In computing, AmI refers to electronic environments that are sensitive and responsive to the presence of people. Ambient intelligence is a vision on the future of consumer electronics, telecommunications and computing for the time frame 2010–2020.
The development of ambient intelligence applications that effectively adapt to the needs of the users and environments requires the presence of planning mechanisms for goal-oriented behavior. A planning system for AmI applications is based on the hierarchical task network (HTN) approach and is called distributed hierarchical task network (D-HTN). D-HTN is able to find courses of actions to address given goals. The application areas of AmI include health-related applications, public transportation sector, education services etc. This seminar aims to give an insight into ambient intelligence technology and a planner for AmI applications
Introduction of Ambient Intelligence
Ambient Intelligence (AmI) is a new paradigm in Information Technology that has potential for great impact in the future. The vision of AmI is that the people will be surrounded by intelligent objects that can sense the context and respond according to the desire of the people. AmI is a multidisciplinary topic, since it combines the features of many of the areas in Computer Science.
In the last five years, we have seen significant advances in three promising technology areas: virtual environments, in which 3D displays and interaction devices immerse the user in a synthesized world, mobile communication and sensors, in which increasingly small and inexpensive terminals and wireless networking llow users to roam the real world without being limited to stationary machines. The merging of these areas allows the emergence of a new vision: the Ambient Intelligence (AmI).

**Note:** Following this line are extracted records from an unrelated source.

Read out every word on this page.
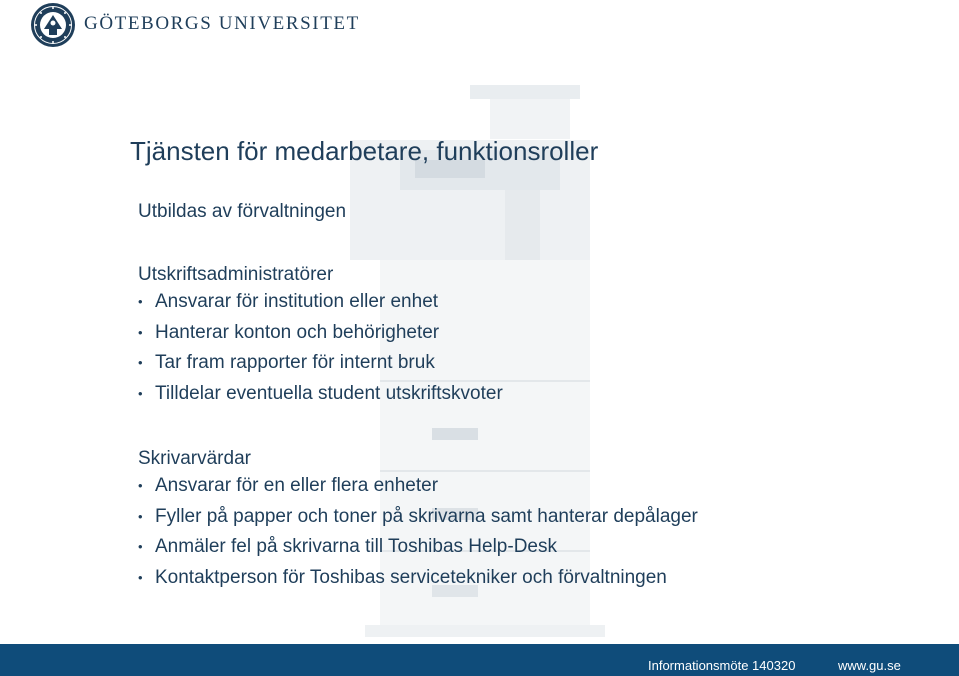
GÖTEBORGS UNIVERSITET
Tjänsten för medarbetare, funktionsroller

Utbildas av förvaltningen

Utskriftsadministratörer

• Ansvarar för institution eller enhet
• Hanterar konton och behörigheter
• Tar fram rapporter för internt bruk
• Tilldelar eventuella student utskriftskvoter

Skrivarvärdar

• Ansvarar för en eller flera enheter
• Fyller på papper och toner på skrivarna samt hanterar depålager
• Anmäler fel på skrivarna till Toshibas Help-Desk
• Kontaktperson för Toshibas servicetekniker och förvaltningen
Informationsmöte 140320	www.gu.se
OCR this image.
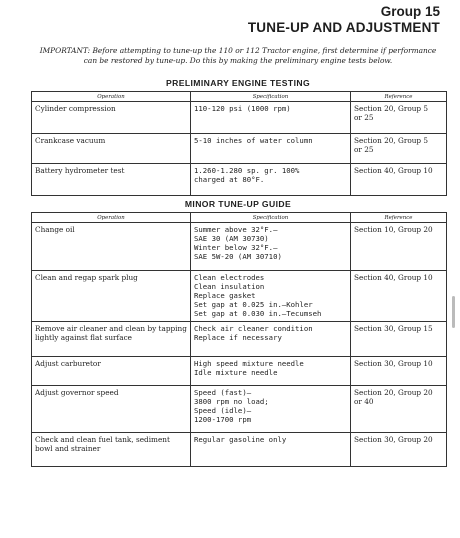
Group 15
TUNE-UP AND ADJUSTMENT
IMPORTANT: Before attempting to tune-up the 110 or 112 Tractor engine, first determine if performance can be restored by tune-up. Do this by making the preliminary engine tests below.
PRELIMINARY ENGINE TESTING
Operation	Specification	Reference
Cylinder compression	110-120 psi (1000 rpm)	Section 20, Group 5
or 25

Crankcase vacuum	5-10 inches of water column	Section 20, Group 5
or 25

Battery hydrometer test	1.260-1.280 sp. gr. 100%
charged at 80°F.	Section 40, Group 10
MINOR TUNE-UP GUIDE
Operation	Specification	Reference
Change oil	Summer above 32°F.—
SAE 30 (AM 30730)
Winter below 32°F.—
SAE 5W-20 (AM 30710)	Section 10, Group 20

Clean and regap spark plug	Clean electrodes
Clean insulation
Replace gasket
Set gap at 0.025 in.—Kohler
Set gap at 0.030 in.—Tecumseh	Section 40, Group 10

Remove air cleaner and clean by tapping lightly against flat surface	Check air cleaner condition
Replace if necessary	Section 30, Group 15

Adjust carburetor	High speed mixture needle
Idle mixture needle	Section 30, Group 10

Adjust governor speed	Speed (fast)—
3800 rpm no load;
Speed (idle)—
1200-1700 rpm	Section 20, Group 20
or 40

Check and clean fuel tank, sediment bowl and strainer	Regular gasoline only	Section 30, Group 20
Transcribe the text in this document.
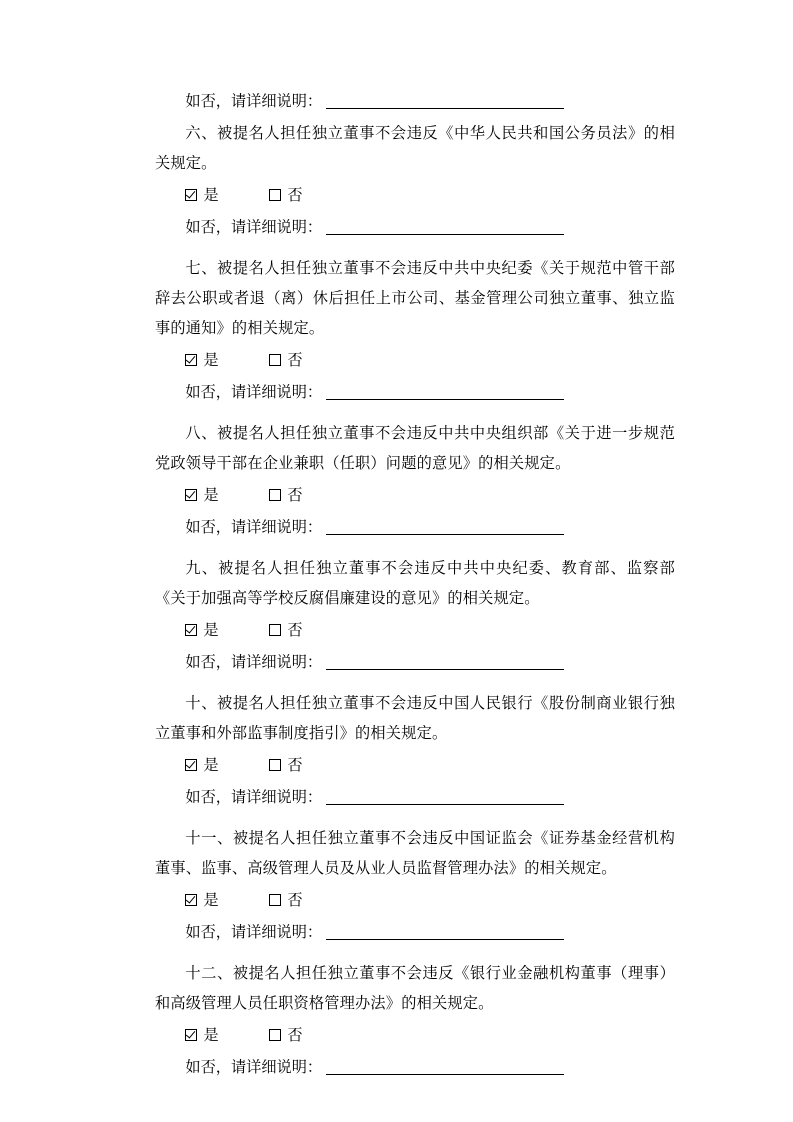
如否，请详细说明：

六、被提名人担任独立董事不会违反《中华人民共和国公务员法》的相关规定。

是	否
如否，请详细说明：

七、被提名人担任独立董事不会违反中共中央纪委《关于规范中管干部辞去公职或者退（离）休后担任上市公司、基金管理公司独立董事、独立监事的通知》的相关规定。

是	否
如否，请详细说明：

八、被提名人担任独立董事不会违反中共中央组织部《关于进一步规范党政领导干部在企业兼职（任职）问题的意见》的相关规定。

是	否
如否，请详细说明：

九、被提名人担任独立董事不会违反中共中央纪委、教育部、监察部《关于加强高等学校反腐倡廉建设的意见》的相关规定。

是	否
如否，请详细说明：

十、被提名人担任独立董事不会违反中国人民银行《股份制商业银行独立董事和外部监事制度指引》的相关规定。

是	否
如否，请详细说明：

十一、被提名人担任独立董事不会违反中国证监会《证券基金经营机构董事、监事、高级管理人员及从业人员监督管理办法》的相关规定。

是	否
如否，请详细说明：

十二、被提名人担任独立董事不会违反《银行业金融机构董事（理事）和高级管理人员任职资格管理办法》的相关规定。

是	否
如否，请详细说明：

AmI refers to a digital environment that proactively, but sensibly, supports people in their everyday lives. It will make the feeling that the people live with technology. It is aligned with the concept of ‘disappearing computer’, since the AmI environment make the technology invisible. As the devices grow smaller, more connected and more integrated into our environment, the technology disappears into our surroundings.“The most profound technologies are those that disappear. They weave themselves into the fabric of everyday life until they are indistinguishable from it.” M. Weiser The basic idea behind AmI is that by enriching an environment with technology (mainly sensors and devices interconnected through a network), a system can be built to take decisions to benefit the users of that environment based on real-time information gathered and historical data accumulated.
An important aspect of AmI has to do with interaction. On one side there is a motivation to reduce the human-computer interaction as the system is supposed to use its intelligence to infer situations and user needs from the recorded activities, as if a passive human assistant was observing activities unfold with the expectation to help when (and only if) required. On the other side, a diversity of users may need or voluntarily seek direct interaction with the system to indicate preferences and needs. The entire environment around us, homes and offices, cars and cities, will collectively develop a pervasive network of intelligent devices that will cooperatively gather, process and transport information
The benefit of an AmI system is measured by how much can give to people while minimizing explicit interaction. The aim is to enrich specific places (a room, a building, a car, a street) with computing facilities which can react to people’s needs and provide assistance. In order for AmI to become a reality a number of key technologies are required:
Unobtrusive hardware (Miniaturisation, Nanotechnology, smart devices, sensors etc.)
Seamless mobile/fixed communication and computing infrastructure (interoperability, wired and wireless networks, service-oriented architecture, semantic web etc.)
Dynamic and massively distributed device networks, which are easy to control and program (e.g. service discovery, auto-configuration, end-user programmable devices and systems etc.).
Human-centric computer interfaces (intelligent agents, multimodal interaction, context awareness etc.)
Dependable and secure systems and devices (self-testing and self repairing software, privacy ensuring technology etc.)